- Directed by: Graham Foy
- Written by: Graham Foy
- Produced by: Daniel Montgomery Daiva Zalnieriunas Harland Weiss
- Narrated by: Toby Porter Quastel
- Cinematography: Graham Foy Diego Guijarro
- Edited by: Brendan Mills
- Production company: FF Films
- Release date: 2020;
- Running time: 15 minutes
- Country: Canada
- Language: English

= August 22, This Year =

August 22, This Year is a 2020 Canadian short drama film, written and directed by Graham Foy. The film centres on a group of people who are preparing for the end of the world on August 22.

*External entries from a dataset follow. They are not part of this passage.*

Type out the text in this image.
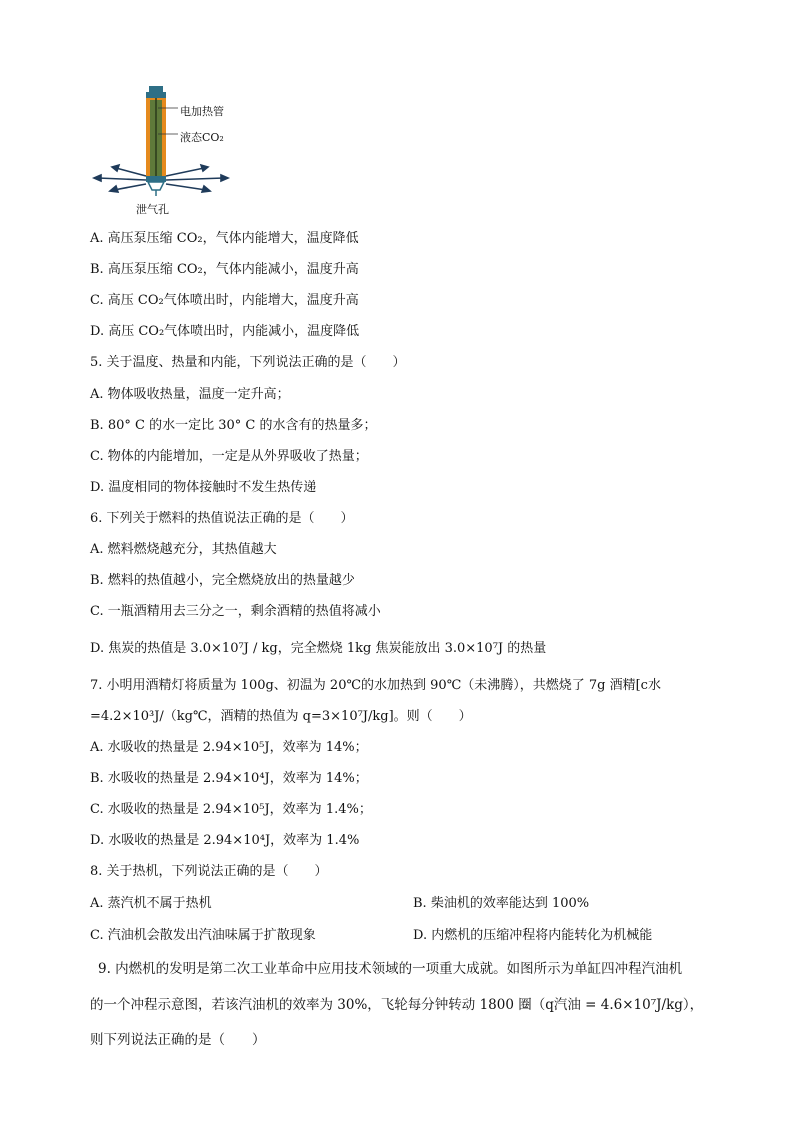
电加热管
液态CO₂
泄气孔
A. 高压泵压缩 CO₂，气体内能增大，温度降低
B. 高压泵压缩 CO₂，气体内能减小，温度升高
C. 高压 CO₂气体喷出时，内能增大，温度升高
D. 高压 CO₂气体喷出时，内能减小，温度降低
5. 关于温度、热量和内能，下列说法正确的是（　　）
A. 物体吸收热量，温度一定升高；
B. 80° C 的水一定比 30° C 的水含有的热量多；
C. 物体的内能增加，一定是从外界吸收了热量；
D. 温度相同的物体接触时不发生热传递
6. 下列关于燃料的热值说法正确的是（　　）
A. 燃料燃烧越充分，其热值越大
B. 燃料的热值越小，完全燃烧放出的热量越少
C. 一瓶酒精用去三分之一，剩余酒精的热值将减小
D. 焦炭的热值是 3.0×10⁷J / kg，完全燃烧 1kg 焦炭能放出 3.0×10⁷J 的热量
7. 小明用酒精灯将质量为 100g、初温为 20℃的水加热到 90℃（未沸腾），共燃烧了 7g 酒精[c水
=4.2×10³J/（kg℃，酒精的热值为 q=3×10⁷J/kg]。则（　　）
A. 水吸收的热量是 2.94×10⁵J，效率为 14%；
B. 水吸收的热量是 2.94×10⁴J，效率为 14%；
C. 水吸收的热量是 2.94×10⁵J，效率为 1.4%；
D. 水吸收的热量是 2.94×10⁴J，效率为 1.4%
8. 关于热机，下列说法正确的是（　　）
A. 蒸汽机不属于热机	B. 柴油机的效率能达到 100%
C. 汽油机会散发出汽油味属于扩散现象	D. 内燃机的压缩冲程将内能转化为机械能
9. 内燃机的发明是第二次工业革命中应用技术领域的一项重大成就。如图所示为单缸四冲程汽油机
的一个冲程示意图，若该汽油机的效率为 30%，飞轮每分钟转动 1800 圈（q汽油 = 4.6×10⁷J/kg），
则下列说法正确的是（　　）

The cast includes Beatrice Creen, Asia-Milan Geness, Elisa Gilmour, Brendan Ko, Uri Livne-Bar, Robert Nasmith, Ben Petrie, Paul Thompson and Mel Wright.

The film was named as an official selection of the Critics' Week section at the 2020 Cannes Film Festival. Although the festival was cancelled due to the COVID-19 pandemic in France, it was screened in late October as part of Festival Scope's special online presentation of the Critics' Week short films. It had its actual theatrical premiere in September at the 2020 Vancouver International Film Festival, and was later screened at the 2020 New York Film Festival and the 2020 Festival du nouveau cinéma.